In June 2019, a series of test mule prototypes went into test driving in the Fuji Speedway in Oyama Japan. In September 2020 at the 2020 24 Hours of Le Mans endurance race, Toyota showed off the prototype of the GR Super Sport featuring an open top variant, side mirrors, and updated fenders and an updated body styling from the 2018 concept.

A series of production runs for street-legal vehicles was planned in small numbers. This was later reportedly cancelled in August 2021 after a prototype caught in a severe crash and catch on fire at the Fuji Speedway after the Tokyo 2020 Summer Olympics ended from unconfirmed reports.

In September 2021, Toyota has not made an official statement about canceling or halting the GR Super Sport nearly a month after it crashed and caught fire at the Fuji Speedway.
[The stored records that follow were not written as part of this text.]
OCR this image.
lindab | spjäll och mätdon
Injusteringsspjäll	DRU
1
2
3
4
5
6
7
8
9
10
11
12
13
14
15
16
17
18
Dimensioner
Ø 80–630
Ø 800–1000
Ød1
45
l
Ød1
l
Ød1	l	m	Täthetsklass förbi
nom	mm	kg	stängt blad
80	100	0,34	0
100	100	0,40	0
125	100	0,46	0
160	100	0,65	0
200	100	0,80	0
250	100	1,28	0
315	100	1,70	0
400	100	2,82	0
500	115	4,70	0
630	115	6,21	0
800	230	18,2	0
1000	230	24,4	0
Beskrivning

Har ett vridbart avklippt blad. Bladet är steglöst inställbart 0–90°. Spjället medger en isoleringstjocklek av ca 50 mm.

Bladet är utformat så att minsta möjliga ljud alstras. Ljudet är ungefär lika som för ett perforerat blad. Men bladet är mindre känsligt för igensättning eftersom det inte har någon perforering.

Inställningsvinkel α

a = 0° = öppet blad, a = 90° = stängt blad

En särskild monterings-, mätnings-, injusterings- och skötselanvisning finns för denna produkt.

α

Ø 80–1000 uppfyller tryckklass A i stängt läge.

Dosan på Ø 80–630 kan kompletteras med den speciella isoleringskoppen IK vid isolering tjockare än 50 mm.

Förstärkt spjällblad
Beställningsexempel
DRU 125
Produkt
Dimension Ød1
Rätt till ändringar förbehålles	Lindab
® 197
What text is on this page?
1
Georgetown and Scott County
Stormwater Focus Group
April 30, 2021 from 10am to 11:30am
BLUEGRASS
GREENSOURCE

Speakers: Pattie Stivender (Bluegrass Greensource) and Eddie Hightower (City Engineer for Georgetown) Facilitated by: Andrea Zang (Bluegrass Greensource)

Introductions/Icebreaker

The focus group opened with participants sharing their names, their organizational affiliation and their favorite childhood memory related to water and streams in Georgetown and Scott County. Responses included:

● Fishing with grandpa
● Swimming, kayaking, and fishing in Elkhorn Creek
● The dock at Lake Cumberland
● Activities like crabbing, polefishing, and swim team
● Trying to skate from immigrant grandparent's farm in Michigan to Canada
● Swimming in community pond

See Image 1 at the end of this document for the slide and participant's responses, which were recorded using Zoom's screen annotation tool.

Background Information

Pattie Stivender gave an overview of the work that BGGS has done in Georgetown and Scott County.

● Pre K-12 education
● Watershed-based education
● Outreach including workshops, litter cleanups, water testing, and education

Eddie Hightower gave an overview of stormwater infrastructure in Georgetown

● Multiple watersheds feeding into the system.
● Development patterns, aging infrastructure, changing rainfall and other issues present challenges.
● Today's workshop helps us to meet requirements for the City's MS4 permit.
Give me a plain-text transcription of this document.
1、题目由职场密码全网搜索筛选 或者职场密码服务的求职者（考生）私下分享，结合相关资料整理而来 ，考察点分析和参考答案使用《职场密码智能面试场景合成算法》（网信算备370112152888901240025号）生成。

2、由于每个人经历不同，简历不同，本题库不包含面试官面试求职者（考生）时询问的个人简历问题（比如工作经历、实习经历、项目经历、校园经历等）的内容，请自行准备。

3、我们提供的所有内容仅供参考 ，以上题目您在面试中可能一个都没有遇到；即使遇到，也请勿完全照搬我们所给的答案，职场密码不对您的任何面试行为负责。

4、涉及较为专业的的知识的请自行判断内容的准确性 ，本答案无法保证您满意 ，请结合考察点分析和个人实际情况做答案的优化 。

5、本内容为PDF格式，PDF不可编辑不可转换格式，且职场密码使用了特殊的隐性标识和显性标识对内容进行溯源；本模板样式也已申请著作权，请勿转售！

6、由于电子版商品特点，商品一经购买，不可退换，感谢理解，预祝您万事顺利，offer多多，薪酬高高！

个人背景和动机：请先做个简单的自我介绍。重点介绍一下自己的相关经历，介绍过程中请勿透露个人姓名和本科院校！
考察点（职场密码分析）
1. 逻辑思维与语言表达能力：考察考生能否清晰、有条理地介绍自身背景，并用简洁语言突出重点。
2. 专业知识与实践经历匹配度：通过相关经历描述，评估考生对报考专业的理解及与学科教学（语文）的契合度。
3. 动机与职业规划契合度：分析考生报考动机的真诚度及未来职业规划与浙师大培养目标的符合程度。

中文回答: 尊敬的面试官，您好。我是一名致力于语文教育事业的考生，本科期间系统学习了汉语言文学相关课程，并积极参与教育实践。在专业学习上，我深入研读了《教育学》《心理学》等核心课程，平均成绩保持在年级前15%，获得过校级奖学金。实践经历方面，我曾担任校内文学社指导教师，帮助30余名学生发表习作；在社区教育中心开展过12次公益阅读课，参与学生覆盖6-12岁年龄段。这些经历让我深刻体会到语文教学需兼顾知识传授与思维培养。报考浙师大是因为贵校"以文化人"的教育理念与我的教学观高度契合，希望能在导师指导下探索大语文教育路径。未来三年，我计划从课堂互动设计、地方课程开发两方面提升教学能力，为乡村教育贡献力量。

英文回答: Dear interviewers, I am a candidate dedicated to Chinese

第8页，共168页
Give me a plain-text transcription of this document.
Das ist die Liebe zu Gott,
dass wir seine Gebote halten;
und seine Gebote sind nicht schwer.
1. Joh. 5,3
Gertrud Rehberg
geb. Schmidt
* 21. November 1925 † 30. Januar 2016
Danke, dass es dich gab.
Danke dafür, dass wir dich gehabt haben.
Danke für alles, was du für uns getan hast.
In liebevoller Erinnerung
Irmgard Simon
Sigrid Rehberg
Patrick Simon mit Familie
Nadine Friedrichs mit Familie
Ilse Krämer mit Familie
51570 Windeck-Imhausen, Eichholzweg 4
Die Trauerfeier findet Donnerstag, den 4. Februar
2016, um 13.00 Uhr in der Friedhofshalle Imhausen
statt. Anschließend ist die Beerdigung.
In December 2021, Rob Leupen, a team director of Toyota's LMH racing program, stated that "Due to the entire energy transition from fossil fuels to more electrical support, the GR Super Sport has been pushed into the background, The GR010's we have now are indeed based on ideas for a street-legal hypercar, but those street-legal cars have been pushed back.” indicating that the GR Super Sport is used as an internal project to be used for development purposes.

== Overview ==
At the front is a large air intake that guides air through channels behind the front wheels in the vehicle's sides. These aerodynamic features are based on the TS050 Hybrid Le Mans Prototype.

The car's 2.4-litre direct-injected twin-turbo V6 engine and the Toyota Hybrid System-Racing (THS-R) hybrid system were taken directly from the TS050. It is claimed to produce 1000 PS. The car has 18-inch rims and 330/710R18 Bridgestone slick tires.

== Motorsport ==
In 2018, the FIA and ACO confirmed that the existing LMP1 class would be replaced by the Hypercar class for the 2021 season. With this class, the FIA World Endurance Championship would feature sports cars designed to look more like road vehicles than previous Le Mans prototypes. Toyota is among the manufacturers involved in the creation of the category.

The GR Super Sport Concept was considered by the company to be a preview of vehicles in the Hypercar class.

== GR010 Hybrid ==

The GR010 Hybrid is a sports racing car which influenced by the GR Super Sport Concept, unveiled on 15 January 2021. The GR010 is powered by a combination of a 3.5-litre twin-turbo V6 engine and a hybrid system that generates upwards of 680 PS with a 4WD system, other than the 2.4-litre V6 and hybrid setup that powers the previous TS050 Hybrid and the GR Super Sport Concept. To stay under the LMH regulations, the GR010 can limit how much power the internal-combustion engine generates, depending on how much hybrid boost is being used at any given moment. Compared to the TS050, the GR010 is 250 mm longer, 100 mm wider, 100 mm higher and weighs more at 1040 kg. The TS050 weighs 878 kg.